No, the Higgs boson does not explain the mass of the Sun!

Article originally published on July 11, 2012

It is not easy to really explain what the Higgs bosonalso called the Brout-Englert-Higgs boson, and why it is so important for physicists elementary particles and even potentially for cosmologists. Several pictures and analogies have been proposed. But as with all analogies, they can be misleading if taken at face value. Let’s examine this a little closer.

Let’s clarify right away. It is wrong to say that the Higgs boson explain the mass of the matter ordinary. Somehow it absolutely does not explain the mass of the SunEarth or atoms that make up human beings. It is incorrect and even false in a certain sense to say that the Higgs boson explains the mass of elementary particles. Just as it is wrong to say that theuniverse is filled with Higgs bosons and that it is by colliding with these bosons that matter particles become massive.

There is no Higgs boson around us, to say the least, no more and no less than electron pairs-positron or of black mini holes charges arising and disappearing from the vacuum as a result of quantum fluctuations.
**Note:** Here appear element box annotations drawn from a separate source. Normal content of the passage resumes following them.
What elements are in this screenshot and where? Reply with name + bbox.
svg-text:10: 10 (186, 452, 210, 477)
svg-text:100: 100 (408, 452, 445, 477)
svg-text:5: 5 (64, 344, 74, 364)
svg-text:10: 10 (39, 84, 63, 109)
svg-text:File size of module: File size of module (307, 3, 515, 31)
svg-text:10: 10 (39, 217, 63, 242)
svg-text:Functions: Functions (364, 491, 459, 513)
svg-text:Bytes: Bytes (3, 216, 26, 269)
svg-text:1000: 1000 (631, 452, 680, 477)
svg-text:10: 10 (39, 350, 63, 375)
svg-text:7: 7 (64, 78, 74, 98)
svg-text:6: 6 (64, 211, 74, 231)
“But then we would have been lied to? » many readers will no doubt think. No way ! If you read or listen to what has been said by the majority of physicists, it is the Higgs field that gives mass to elementary particles, not the Higgs boson. But why does this change everything and why does it still not explain the mass of atoms and the Sun?

A world of fields

To understand it, one must grasp the difference between a field and a field excitation, that is to say the difference between the ocean and a vague on the ocean or even the water of a swimming pool and the sound which propagates there.

Let’s start by explaining what a field is. For a physicist, it is the data at any point in space of one or more numbers describing a reality physical given. Take the case ofatmosphere on the surface of the Earth. At any point, a thermometer or one barometer allows you to observe and set a temperature and a pressure. So there is a temperature field and a pressure field.

These fields are defined by so-called scalar quantities. Why this word? Quite simply because scala in Latin means “ladder”, ” stairs and that of course when the temperature rises, the liquid in a thermometer climbs along the graduations as one would climb the rungs of a ladder.

But in theatmospherethere is also wind. To characterize it, we use anemometers which measure a speed in a direction and a sense given in each point of the Earth (ideally of course). A direction, a sense and an intensity of a magnitude, like speed, is a vector for a physicist. We have therefore defined a vector field.

Just like in theair, these quantities can be defined in the ocean and at the surface of the oceans. We can also speak of the density field of air and water. In water and in the air, shocks generate sound waves which are variations of the pressure fields. If you drop a stone on the surface of the water, waves will be produced. When they reach a floating plug not too far from where the rock falls, they will cause the movement of the cap. If it is too far away, the waves will have had time to dissipate completely and no movement will result.

For physicists, there are certain fundamental fields which are not, as for sound waves, the wind or the waves, movements or oscillations of a material medium but what matter is made of and the forces acting on matter. The best known are the electromagnetic field or the field of gravitation. But there are also fields of matter at the origin of electrons, quarks and neutrinos.

The particles, the energy packets of moving fields

If we take the example of water at rest in a swimming pool, when a sound wave or a surface wave occurs following the fall of a stone, these waves carryenergy. But in the absence of these waves, the water is still there. Quantum physics tells us that wave energy is in the form of packages discrete, quanta of energy. In the case of a electromagnetic wavethese packets are photons. In the case of sound in a solidthese packets are phononsand for a wave in an electronic field, these packets are either electrons or positrons.

We can now understand what physicists mean when they assert that the existence of the Higgs field gives mass to elementary particles. Let’s still take the example of the swimming pool and establish a dictionary of analogies. The Higgs field will be the water in the pool and the Higgs boson will be the energy quanta of the waves in the Higgs field just as there can be sound waves when two swimmers collide in the pool.

Depending on the size and shape of an object, it will be more or less easy to set it in motion in the water. In a vacuum or in very sparse gaseous water, these differences would be eliminated or negligible. Now, the mass, or even more precisely theinertia of an object, is indeed a certain measure of the difficulty one has in setting this object in motion, in moving it. So, in a sense, these objects have mass because they interact with water.

Now, let us recall, in the dictionary that we established previously, the Higgs field is water, the Higgs boson is the energy quanta of a sound wave or a surface wave, a wave, on the water. We now understand that it is absurd to say that an object struggles to move in water, that it has mass, because there are sound waves. This is all the more false since the phenomenon exists even when there is no sound wave.